Researchers cultured human corneal epithelial cells with maggot excretions and secretions (ES) and determined cell viability through a 3-(4, 5-dimethylthiazol-2-yl)-2, 5-diphenyl tetrazolium bromide (MTT) assay. The team used quantitative polymerase chain reaction (qPCR) and enzyme-linked immunosorbent assay (ELISA) to determine the ability of the ES to modulate toll-like receptor (TLR)-induced IL-6 and IL-8 cytokine expression. Human corneal epithelial cells were evaluated in vitro, while a murine model was used to evaluate migration assay in vivo. Wounded corneas were imaged at the time of wounding and every 6 hours for 24 hours.
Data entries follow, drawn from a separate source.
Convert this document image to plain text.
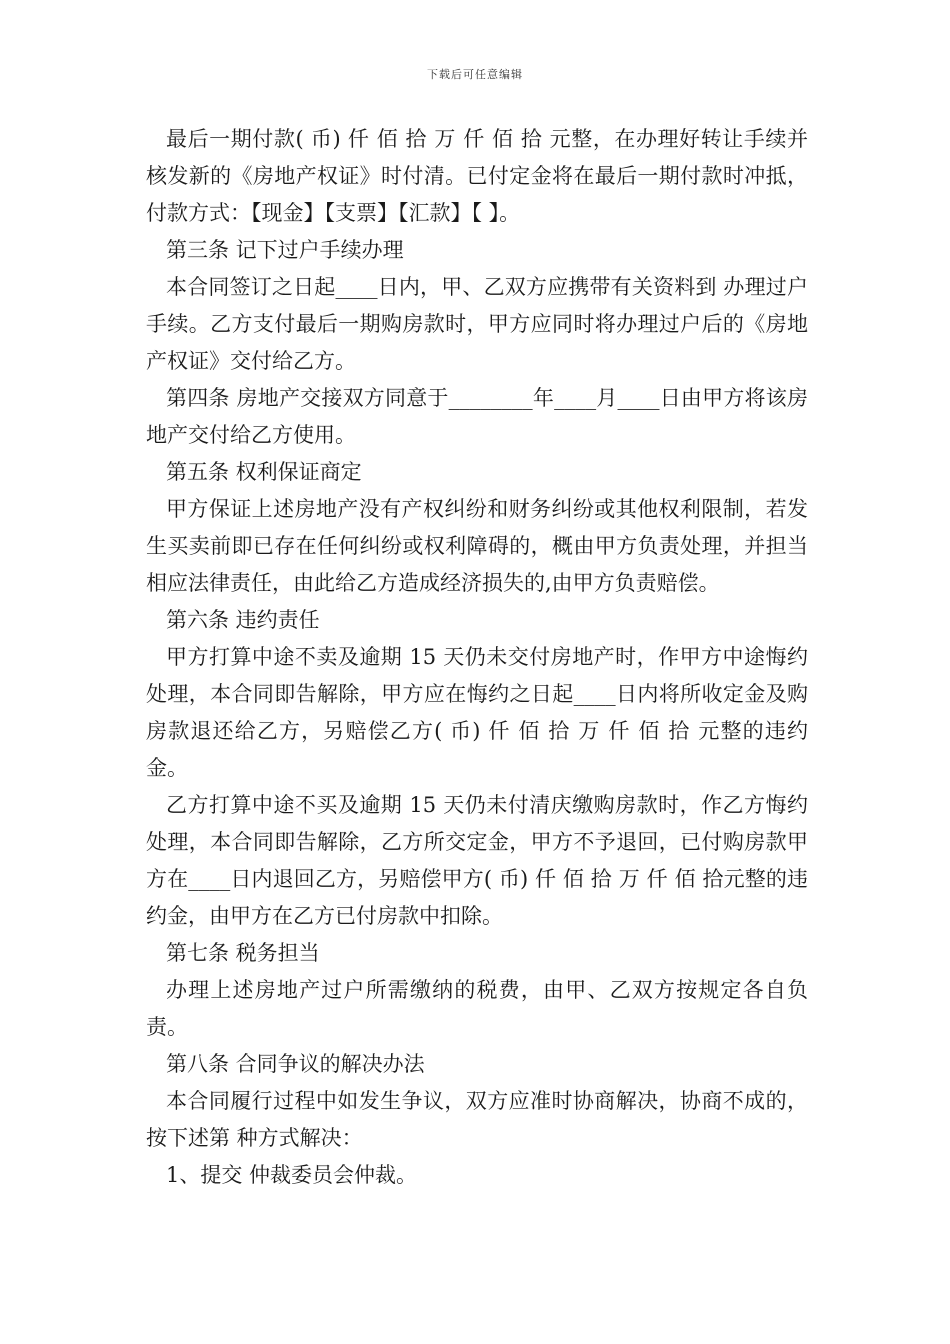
下载后可任意编辑

最后一期付款( 币) 仟 佰 拾 万 仟 佰 拾 元整，在办理好转让手续并核发新的《房地产权证》时付清。已付定金将在最后一期付款时冲抵，付款方式：【现金】【支票】【汇款】【 】。

第三条 记下过户手续办理

本合同签订之日起____日内，甲、乙双方应携带有关资料到 办理过户手续。乙方支付最后一期购房款时，甲方应同时将办理过户后的《房地产权证》交付给乙方。

第四条 房地产交接双方同意于________年____月____日由甲方将该房地产交付给乙方使用。

第五条 权利保证商定

甲方保证上述房地产没有产权纠纷和财务纠纷或其他权利限制，若发生买卖前即已存在任何纠纷或权利障碍的，概由甲方负责处理，并担当相应法律责任，由此给乙方造成经济损失的,由甲方负责赔偿。

第六条 违约责任

甲方打算中途不卖及逾期 15 天仍未交付房地产时，作甲方中途悔约处理，本合同即告解除，甲方应在悔约之日起____日内将所收定金及购房款退还给乙方，另赔偿乙方( 币) 仟 佰 拾 万 仟 佰 拾 元整的违约金。

乙方打算中途不买及逾期 15 天仍未付清庆缴购房款时，作乙方悔约处理，本合同即告解除，乙方所交定金，甲方不予退回，已付购房款甲方在____日内退回乙方，另赔偿甲方( 币) 仟 佰 拾 万 仟 佰 拾元整的违约金，由甲方在乙方已付房款中扣除。

第七条 税务担当

办理上述房地产过户所需缴纳的税费，由甲、乙双方按规定各自负责。

第八条 合同争议的解决办法

本合同履行过程中如发生争议，双方应准时协商解决，协商不成的，按下述第 种方式解决：

1、提交 仲裁委员会仲裁。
According to the report, maggot ES did not impair corneal epithelial cell viability up to 25μg/mL. Among the factors researchers evaluated, only the human beta defensin 2 (hBD-2) peptide was upregulated by 1.5μg/mL ES after 6hrs (P=.04). In human corneal epithelial cells, maggot ES reduced Poly I:C-induced IL-6 and IL-8 mRNA (P ≤.001) and protein (P ≤.0001) expression. Overall, the greatest in vitro migration effect was observed with 6.2μg/mL ES after 44hrs, indicated by a gap area of 53.3±3.7%  compared with the vehicle (500 μL of media) gap area (72.6±5.4%; P =.001). 

Analysis of the in vivo model revealed that wound area reduced significantly at 12 (P =.003) and 18 hours (P =.006) when treated with ES compared with a phosphate buffered saline solution. Overall, ES reduced the wounded area by 77% compared with the control solution.  

“Maggot ES accelerate wound healing rates in vitro and in vivo and suppress TLR-induced production of pro-inflammatory cytokines IL-8 and IL-6,” according to the researchers. “Anti-inflammatory effects of ES can be observed at low concentrations, are rapid (detectable within 6hrs) and are present when ES are added before, at the same time and most importantly after the inflammatory response has been initiated. These data directly point to a dual mechanism of action of ES in modulating wound healing by controlling inflammation and accelerating corneal wound closure.” 

Study limitations include a lack of testing on human participants.